Contrairement à ce que beaucoup de personnes croient encore, le mythe fondateur d’Israël est la persécution historique des juifs et son couronnement, l’holocauste et non pas la terre promise par Dieu au peuple de Moïse. Certes, jusqu’au vingtième siècle, la persécution des juifs s’est faite au nom de la religion. Mais à relire l’histoire, depuis la condamnation des juifs par Saint-Paul, le fondateur de l’église, institution devenue, au fil des ans, autant temporelle que spirituelle, à l’éviction des juifs de la presqu’ île arabique par le calife Omar, l’on se rend bien compte que la foi servait de paravent à des actions politiques. Les juifs, comme d’autres minorités, de par leurs statuts et leurs croyances différentes, étaient les coupables idéals de toute catastrophe. Cela permettait aux gouvernants du groupe dominant de se soustraire de toute responsabilité dans ladite catastrophe. De plus, les juifs, comme d’autres minorités, éternels errants en puissance, réduisaient leurs capitaux à des objets, or, monnaies, titres, facilement transportables et immédiatement négociables. Ce qui ne pouvait qu’attiser les convoitises des trésoriers d’Etats aux caisses vides, promptes à les accuser de tout et de n’importe quoi, pour les délester de leurs biens.

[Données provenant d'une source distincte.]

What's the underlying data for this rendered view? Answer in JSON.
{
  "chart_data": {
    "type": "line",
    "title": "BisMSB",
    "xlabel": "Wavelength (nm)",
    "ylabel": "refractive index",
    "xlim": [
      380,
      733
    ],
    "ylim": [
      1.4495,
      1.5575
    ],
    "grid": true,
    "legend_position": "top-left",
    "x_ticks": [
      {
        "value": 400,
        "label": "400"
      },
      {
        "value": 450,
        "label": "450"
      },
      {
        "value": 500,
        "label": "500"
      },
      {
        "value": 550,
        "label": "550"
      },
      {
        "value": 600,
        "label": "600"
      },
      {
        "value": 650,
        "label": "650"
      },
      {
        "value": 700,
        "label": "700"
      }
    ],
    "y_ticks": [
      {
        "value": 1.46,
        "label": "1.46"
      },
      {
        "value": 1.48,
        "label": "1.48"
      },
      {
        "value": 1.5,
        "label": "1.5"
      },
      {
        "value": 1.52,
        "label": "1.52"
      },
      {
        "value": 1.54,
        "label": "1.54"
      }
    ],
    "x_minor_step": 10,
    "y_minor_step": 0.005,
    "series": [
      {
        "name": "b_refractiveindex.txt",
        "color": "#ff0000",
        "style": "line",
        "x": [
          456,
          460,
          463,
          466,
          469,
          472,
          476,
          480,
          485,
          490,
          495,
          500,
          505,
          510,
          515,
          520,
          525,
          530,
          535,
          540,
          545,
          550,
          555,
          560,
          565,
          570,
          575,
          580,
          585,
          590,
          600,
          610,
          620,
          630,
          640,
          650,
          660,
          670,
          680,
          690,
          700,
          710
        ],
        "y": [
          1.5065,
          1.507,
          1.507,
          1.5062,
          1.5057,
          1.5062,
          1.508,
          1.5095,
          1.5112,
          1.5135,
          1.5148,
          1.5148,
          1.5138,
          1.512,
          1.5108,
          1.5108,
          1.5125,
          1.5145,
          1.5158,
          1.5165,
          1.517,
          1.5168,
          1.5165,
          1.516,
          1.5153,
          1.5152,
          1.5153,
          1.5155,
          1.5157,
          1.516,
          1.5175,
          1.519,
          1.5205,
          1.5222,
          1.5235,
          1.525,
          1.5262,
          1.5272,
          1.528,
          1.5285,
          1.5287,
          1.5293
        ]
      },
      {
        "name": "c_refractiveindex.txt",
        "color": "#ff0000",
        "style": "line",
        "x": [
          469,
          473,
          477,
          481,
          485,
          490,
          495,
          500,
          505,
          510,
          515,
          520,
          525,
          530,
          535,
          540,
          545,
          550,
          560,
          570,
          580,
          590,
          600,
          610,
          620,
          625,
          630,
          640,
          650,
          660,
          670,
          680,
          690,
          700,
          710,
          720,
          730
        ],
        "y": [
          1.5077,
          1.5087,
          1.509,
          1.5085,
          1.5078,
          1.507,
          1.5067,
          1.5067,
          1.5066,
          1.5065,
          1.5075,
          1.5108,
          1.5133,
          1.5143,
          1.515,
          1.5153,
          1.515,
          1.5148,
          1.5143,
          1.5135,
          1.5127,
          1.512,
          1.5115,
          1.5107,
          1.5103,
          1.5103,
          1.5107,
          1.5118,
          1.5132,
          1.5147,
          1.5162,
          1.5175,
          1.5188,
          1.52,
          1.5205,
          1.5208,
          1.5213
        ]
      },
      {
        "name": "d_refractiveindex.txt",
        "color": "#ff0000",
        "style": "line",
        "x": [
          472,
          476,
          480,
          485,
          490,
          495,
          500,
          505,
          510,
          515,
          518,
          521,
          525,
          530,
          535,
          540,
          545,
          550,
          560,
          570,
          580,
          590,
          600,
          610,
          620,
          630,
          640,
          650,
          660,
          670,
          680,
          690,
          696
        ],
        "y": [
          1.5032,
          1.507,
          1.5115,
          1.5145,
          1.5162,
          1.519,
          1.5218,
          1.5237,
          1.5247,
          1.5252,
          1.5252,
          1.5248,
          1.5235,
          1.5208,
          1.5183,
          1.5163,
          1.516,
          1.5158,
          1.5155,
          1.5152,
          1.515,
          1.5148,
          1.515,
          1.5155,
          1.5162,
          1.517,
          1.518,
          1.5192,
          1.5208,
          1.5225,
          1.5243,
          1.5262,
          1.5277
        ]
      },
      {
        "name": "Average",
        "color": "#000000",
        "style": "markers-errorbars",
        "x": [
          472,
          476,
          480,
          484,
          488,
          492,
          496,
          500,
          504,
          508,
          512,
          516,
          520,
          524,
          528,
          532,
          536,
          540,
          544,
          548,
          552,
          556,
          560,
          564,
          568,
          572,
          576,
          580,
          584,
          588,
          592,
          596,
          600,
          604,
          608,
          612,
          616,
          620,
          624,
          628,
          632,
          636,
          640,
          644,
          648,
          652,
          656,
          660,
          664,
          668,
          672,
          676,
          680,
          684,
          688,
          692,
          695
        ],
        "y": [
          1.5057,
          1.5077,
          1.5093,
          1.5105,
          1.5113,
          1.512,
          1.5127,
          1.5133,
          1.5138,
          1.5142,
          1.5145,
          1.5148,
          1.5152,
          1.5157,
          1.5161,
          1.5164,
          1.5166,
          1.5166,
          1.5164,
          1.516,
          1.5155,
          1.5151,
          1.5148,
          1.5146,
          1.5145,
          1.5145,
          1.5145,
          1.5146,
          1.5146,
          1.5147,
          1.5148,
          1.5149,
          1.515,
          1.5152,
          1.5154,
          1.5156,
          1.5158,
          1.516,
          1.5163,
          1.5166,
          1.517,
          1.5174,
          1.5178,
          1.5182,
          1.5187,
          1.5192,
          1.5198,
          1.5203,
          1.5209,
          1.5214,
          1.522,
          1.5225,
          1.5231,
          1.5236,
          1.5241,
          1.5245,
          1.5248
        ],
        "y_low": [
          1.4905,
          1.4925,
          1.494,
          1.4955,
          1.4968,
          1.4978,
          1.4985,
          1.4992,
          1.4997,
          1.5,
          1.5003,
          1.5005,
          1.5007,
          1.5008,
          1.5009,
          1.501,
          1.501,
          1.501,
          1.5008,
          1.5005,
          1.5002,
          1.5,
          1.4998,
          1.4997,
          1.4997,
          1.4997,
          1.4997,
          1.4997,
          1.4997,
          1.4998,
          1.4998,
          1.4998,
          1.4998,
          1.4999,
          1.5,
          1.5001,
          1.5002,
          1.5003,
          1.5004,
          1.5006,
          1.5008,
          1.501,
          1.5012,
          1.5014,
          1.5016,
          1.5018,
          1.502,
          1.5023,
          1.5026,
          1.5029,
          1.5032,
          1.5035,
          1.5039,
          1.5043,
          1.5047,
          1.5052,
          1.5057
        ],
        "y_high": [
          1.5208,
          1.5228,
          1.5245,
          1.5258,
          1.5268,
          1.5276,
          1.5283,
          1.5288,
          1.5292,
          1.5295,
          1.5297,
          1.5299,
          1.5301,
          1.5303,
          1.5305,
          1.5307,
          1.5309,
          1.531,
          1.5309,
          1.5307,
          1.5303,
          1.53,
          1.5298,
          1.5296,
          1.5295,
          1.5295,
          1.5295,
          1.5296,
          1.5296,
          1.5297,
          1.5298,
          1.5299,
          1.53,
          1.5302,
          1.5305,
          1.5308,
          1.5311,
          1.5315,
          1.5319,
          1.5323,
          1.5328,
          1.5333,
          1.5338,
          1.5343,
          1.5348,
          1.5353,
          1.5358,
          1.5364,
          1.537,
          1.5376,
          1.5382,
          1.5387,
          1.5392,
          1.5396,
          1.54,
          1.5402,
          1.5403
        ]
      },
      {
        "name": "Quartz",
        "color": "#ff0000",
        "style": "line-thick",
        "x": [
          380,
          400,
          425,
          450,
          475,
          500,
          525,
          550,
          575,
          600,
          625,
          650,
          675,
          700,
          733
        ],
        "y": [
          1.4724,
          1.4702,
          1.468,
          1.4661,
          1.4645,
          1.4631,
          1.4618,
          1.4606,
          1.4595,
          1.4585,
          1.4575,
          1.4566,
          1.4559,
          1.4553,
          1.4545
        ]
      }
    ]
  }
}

Revenons à Israël, voici ce que disait Théodore Herzl, le fondateur du sionisme dans son roman Altneuland : «Nous ne demandons à personne de quelle croyance ou de quelle race il se réclame. Il nous suffit qu’il soit un homme. (…) En ce qui concerne les religions, vous trouverez ici, à côté de nos temples, les édifices religieux des chrétiens, des musulmans, des bouddhistes et des Brahmanistes… Le magnifique spectacle de l’universelle paix religieuse, c’est à Jérusalem que vous en jouirez» (1). Le père de la droite israélienne, Vladimir Jabotinsky, dès 1923, prévoyait l’impossibilité d’une coexistence avec les Palestiniens et préconisait l’érection d’une  «Muraille de fer» (Titre d’un de ses textes) (2). Golda Meir dira  «Un palestinien, ça n’existe pas» (3). À la veille de la capture de Jérusalem par l’armée israélienne en 1967, un général israélien et Moshe Dayan, ministre de la défense, le plus grand soldat d’Israël, observent la vieille ville de Jérusalem et l’esplanade des mosquées. Le général demande au ministre: « on la prend » et Moshe Dayan de répondre : «pourquoi aurions-nous besoin d’un tel Vatican» (4). La religion, la promesse biblique, n’est ici, par les pères fondateurs, nulle part évoquée. Theodore Herzl ne voyait pas dans la diversité religieuse un danger.

 

Israël est donc une nation où «nous allons vivre là où l’on ne nous persécute pas» comme le disait Herzl. Tel est le mythe fondateur, jusqu’à nos jours pour une majorité d’Israéliens, celui d’une nation, certes définie culturellement par l’appartenance à une confession, mais sans que cette confession n’en soit la première identité (opposable aux autres). Les juifs avaient compris que leur persécution ne relevait pas d’arguments religieux, mais de leur condition minoritaire, qu’ils portent depuis le début de leur exil des royaumes de Jérusalem et de Judas. D’ailleurs, malgré les appels à la libération du troisième lieu saint de l’Islam, le nationalisme arabe et Palestinien, voulaient, avant tout, récupérer les droits nationaux des Palestiniens et, dans le reste du monde ceux qui appuyaient cette cause, états et peuples n’avaient rien à faire eux aussi «D’un tel Vatican».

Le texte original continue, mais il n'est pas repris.